Intéressement des contribuables à la modernisation du service public de l'impôt

La commission des finances a proposé la création d'un contrat d'intéressement à la modernisation du service public de l'impôt, pour les contribuables qui optent pour la déclaration par voie électronique, la mensualisation ou le prélèvement automatique à l'échéance. Ce contrat « gagnant-gagnant » comporterait en effet une clause ouvrant droit à crédit d'impôt, dont le montant serait déterminé chaque année en loi de finances en fonction des gains de productivité occasionnés par la généralisation des nouvelles formules de déclaration et de paiement. Le crédit d'impôt serait identique pour tous les contribuables et serait majoré de 25 % pour ceux qui optent à la fois pour une formule moderne de déclaration et une modalité innovante de paiement.

Indexation des barèmes

La commission des finances a adopté un dispositif d'indexation automatique, et dans les mêmes proportions, des barèmes de l'impôt sur le revenu, de la prime pour l'emploi et de l'impôt de solidarité sur la fortune. Ainsi, la non indexation de l'un des barèmes devrait résulter, à l'avenir, d'une décision explicite.

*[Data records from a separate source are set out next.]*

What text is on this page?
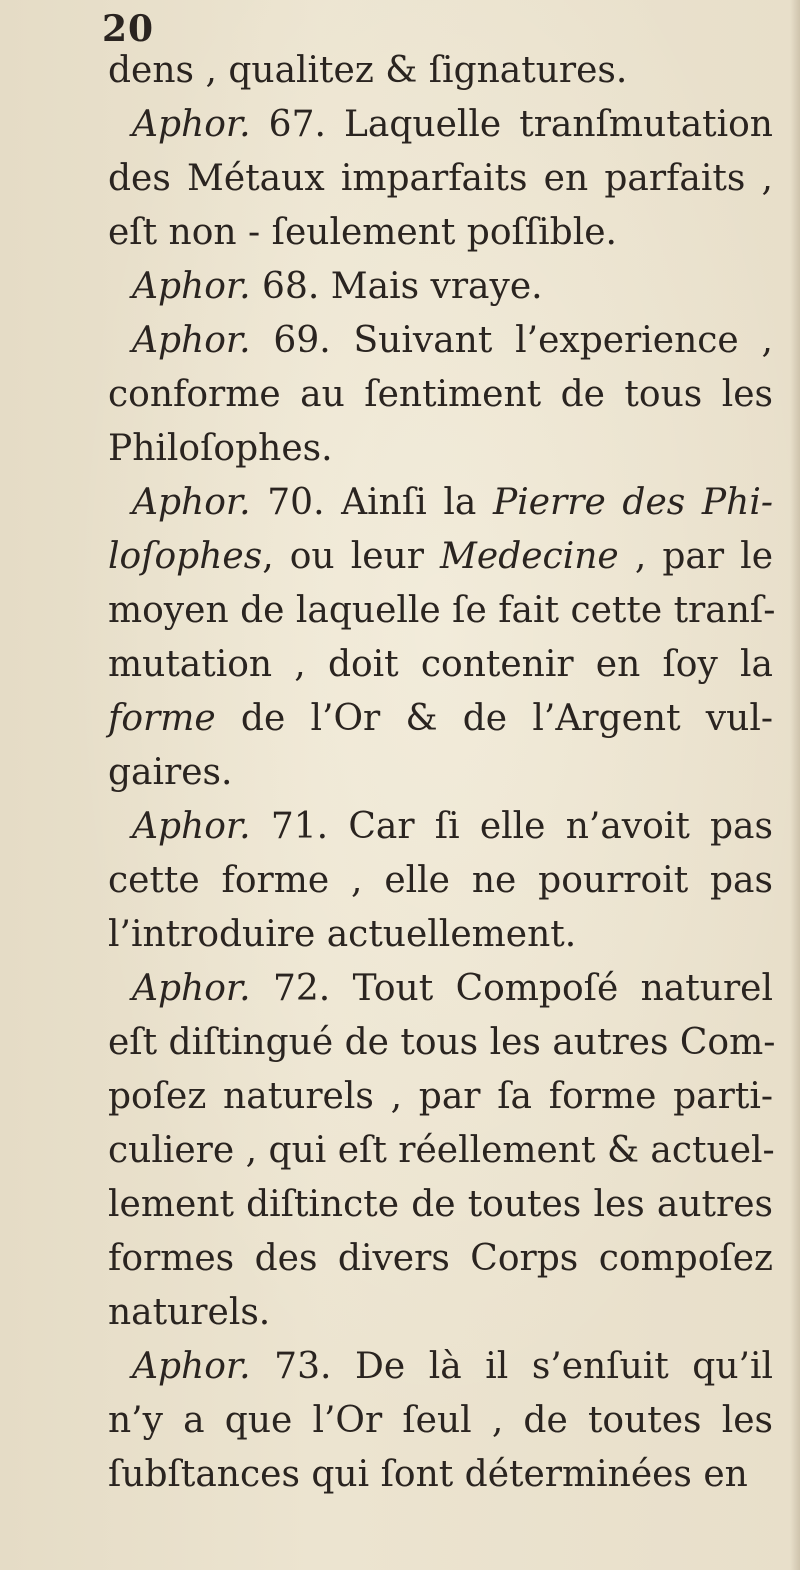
20
dens , qualitez & ſignatures.
Aphor. 67. Laquelle tranſmutation
des Métaux imparfaits en parfaits ,
eſt non - ſeulement poſſible.
Aphor. 68. Mais vraye.
Aphor. 69. Suivant l’experience ,
conforme au ſentiment de tous les
Philoſophes.
Aphor. 70. Ainſi la Pierre des Phi-
loſophes, ou leur Medecine , par le
moyen de laquelle ſe fait cette tranſ-
mutation , doit contenir en ſoy la
forme de l’Or & de l’Argent vul-
gaires.
Aphor. 71. Car ſi elle n’avoit pas
cette forme , elle ne pourroit pas
l’introduire actuellement.
Aphor. 72. Tout Compoſé naturel
eſt diſtingué de tous les autres Com-
poſez naturels , par ſa forme parti-
culiere , qui eſt réellement & actuel-
lement diſtincte de toutes les autres
formes des divers Corps compoſez
naturels.
Aphor. 73. De là il s’enſuit qu’il
n’y a que l’Or ſeul , de toutes les
ſubſtances qui ſont déterminées en
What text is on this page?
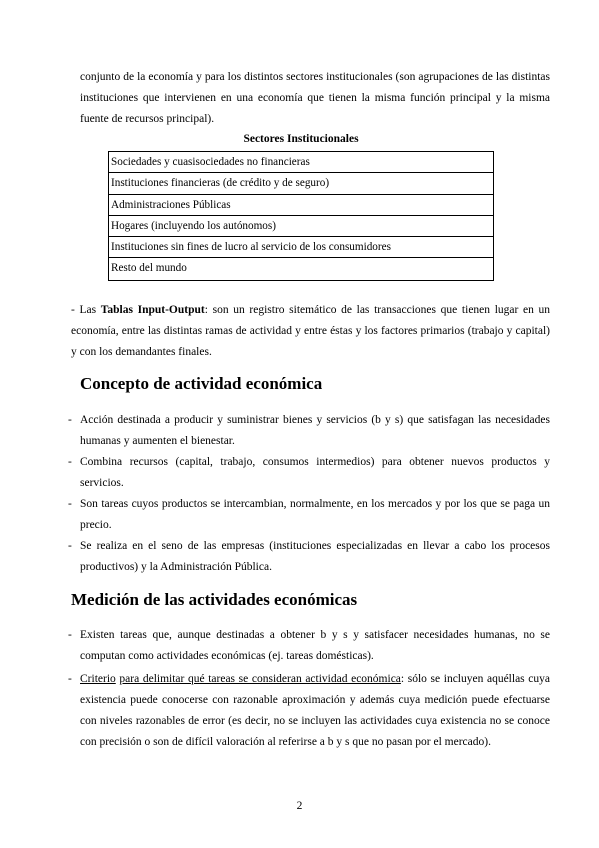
conjunto de la economía y para los distintos sectores institucionales (son agrupaciones de las distintas instituciones que intervienen en una economía que tienen la misma función principal y la misma fuente de recursos principal).
Sectores Institucionales
Sociedades y cuasisociedades no financieras
Instituciones financieras (de crédito y de seguro)
Administraciones Públicas
Hogares (incluyendo los autónomos)
Instituciones sin fines de lucro al servicio de los consumidores
Resto del mundo
- Las Tablas Input-Output: son un registro sitemático de las transacciones que tienen lugar en un economía, entre las distintas ramas de actividad y entre éstas y los factores primarios (trabajo y capital) y con los demandantes finales.
Concepto de actividad económica
- Acción destinada a producir y suministrar bienes y servicios (b y s) que satisfagan las necesidades humanas y aumenten el bienestar.
- Combina recursos (capital, trabajo, consumos intermedios) para obtener nuevos productos y servicios.
- Son tareas cuyos productos se intercambian, normalmente, en los mercados y por los que se paga un precio.
- Se realiza en el seno de las empresas (instituciones especializadas en llevar a cabo los procesos productivos) y la Administración Pública.
Medición de las actividades económicas
- Existen tareas que, aunque destinadas a obtener b y s y satisfacer necesidades humanas, no se computan como actividades económicas (ej. tareas domésticas).
- Criterio para delimitar qué tareas se consideran actividad económica: sólo se incluyen aquéllas cuya existencia puede conocerse con razonable aproximación y además cuya medición puede efectuarse con niveles razonables de error (es decir, no se incluyen las actividades cuya existencia no se conoce con precisión o son de difícil valoración al referirse a b y s que no pasan por el mercado).
2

Soutien aux fondations et aux associations reconnues d'utilité publique

La commission des finances a adopté un amendement instituant une réduction d'impôt au titre de l'ISF égale à 75 % des versements ou remises de titres cotés à des fondations ou associations reconnues d'utilité publique.

Avoir fiscal

La commission des finances a souscrit à l'analyse de M. Philippe Marini, rapporteur général, tendant à préconiser le report de la réforme proposée. Elle a cependant retenu le principe d'évoquer à nouveau cette question lors de sa réunion du lundi 8 décembre 2003.